Ebeveynlere altın öneriler
* Hamilelik döneminden itibaren çocuğunuzla duygusal ilişki kurmaya özen gösterin. Onun dünyaya gelişine hazırlanmak onunla ilişki kurmanızı ve dolayısıyla her türlü gelişimine fırsat vermenizi sağlayar.
* Zekanın değişmez olmadığını unutmayın. Zekayı oluşturan bir çok yeteneği geliştirmek mümkündür. Çocuğunuza ne kadar bol çevresel uyaran sunarsanız çocuğunuz da o derece kendini geliştirme fırsatı bulacaktır.
* Her çocuğun zeka yapısı birbirinden farklıdır. Çocuğunuzu iyi tanırsanız, onun gelişmeye elverişli yönlerini bulursanız onu yönlendirmeniz daha kolay olur. Bazen çocuklar daha yetersiz oldukları konularda daha az çaba sarfederler. Bunu fark etmek önem taşır. Bu durumda yetenekli olduğu alanları desteklemek kadar, daha az yetenekli olduğu alanları geliştirmek için önlemler almak da önemli olmaktadır.
* Çocuğunuzu sosyalleştirecek ortamlar hazırlamaya çalışın ve onun başka insanlarla ilişki kurmasını destekleyici olun. Çocuğunuzun ilgi duyduğu alanları keşfedip bu alanlarla ilgili aktiviteler içinde olmasını sağlayın. Bu hem becerilerini, hem kendine güvenini geliştirecek hem de sosyal gelişimine yardımcı olacaktır. Bu tarz sosyal ortamlar çocukların kendilerini rahatça ifade edebilmelerini, bir grubun parçası olmayı öğrenmelerini, sosyal kuralları öğrenip uygulayabilmelerini, kurala uyduklarında kabul göreceklerini öğrenmelerini sağlamaktadır. Çocuk girdiği sosyal ortamlarda uyumlu olmayı ve bu uyumla mutlu olmayı öğrenirse var olan becerilerini, yeteneklerini de daha rahatça ortaya koyabilecektir.

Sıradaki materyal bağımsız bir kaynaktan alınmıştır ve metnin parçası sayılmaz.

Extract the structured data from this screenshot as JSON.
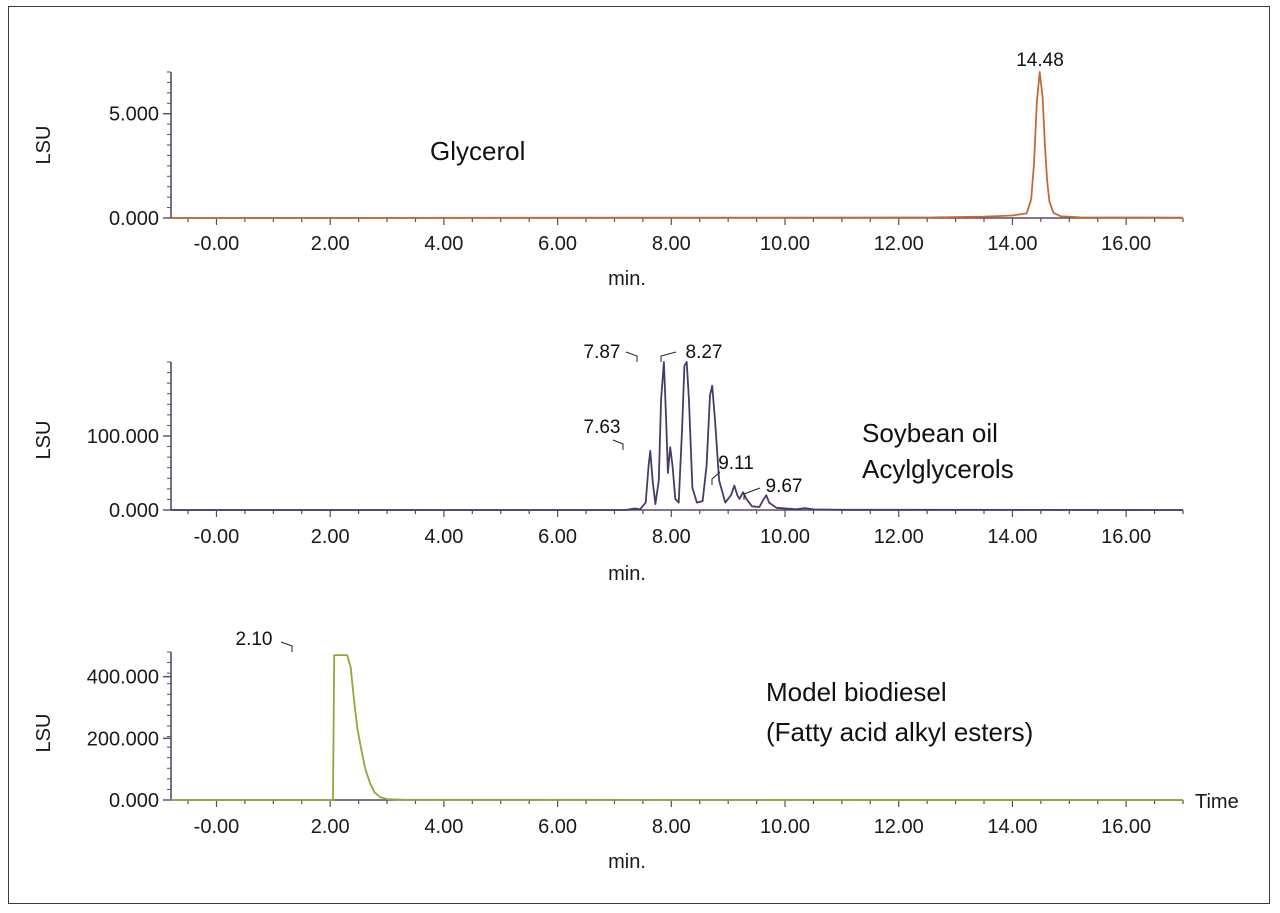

* Çocuğa güven kazandırmak belki de bir anne-babanın çocuğuna verebileceği en önemli, en değerli şeydir. Güvenin temelinde ilgi ve sevgi yatar. İlgi ve sevgiyle büyütülmüş ama bunun yanı sıra kendi ihtiyaçlarını karşılamak konusunda desteklenmiş, kendi ayakları üzerinde durabilen bir çocuk yetiştirmek yönünde çaba gösteren bir anne-baba olmaya çalışmalısınız. Bazen ilgi ve sevgi fazla koruma ile karışabilmektedir. Fazla korumak ise çocukların bir çok becerisinin gelişmesini engelleyici olabilmektedir. Buradaki temel prensip çocuk bir beceriyi öğrendiği andan itibaren o işi artık kendisinin yapması gerekliliğidir. Örneğin kaşık-çatal tutmayı öğrenen bir çocuk artık kendi başına yemek yemeye başlamalıdır. Kendi başına yeme becerisi olduğu halde anne-baba tarafından yedirilen bir çocuğun bir çok konuda kendine güveni gelişmeyecektir. Güven ancak yapabildiğini fark ettiği durumlarda gelişen bir duygudur. Çocuk anneden güvenle ayrılıp başka ortamlarda kendine yetebilecek güveni kazandığında hem sosyal yönden gelişecektir hem de her alanda gelişmek için fırsat bulacaktır.
* Alışkanlık kazandırmada model almanın önemi bilinmektedir. Çocuğunuza kazandırmak istediğiniz tüm alışkanlıkları önce kendinizin kazanmanız ve ona bu konularda örnek olmanız gerekmektedir. Okumak, bilgi kazanmak, kenedinizi geliştirmek, sanatsal, entelektüel faaliyetlerin içinde olmak gibi alışkanlıklar ve yaşam tarzınız çocuklarınız tarafından da örnek alınacaktır. Örneğin çocuğunuza aldığınız oyuncak sayısı kadar kitap ve dergi almayı da alışkanlık haline getirirseniz çocuğunuzu daha çok okumaya teşvik etmiş olursunuz.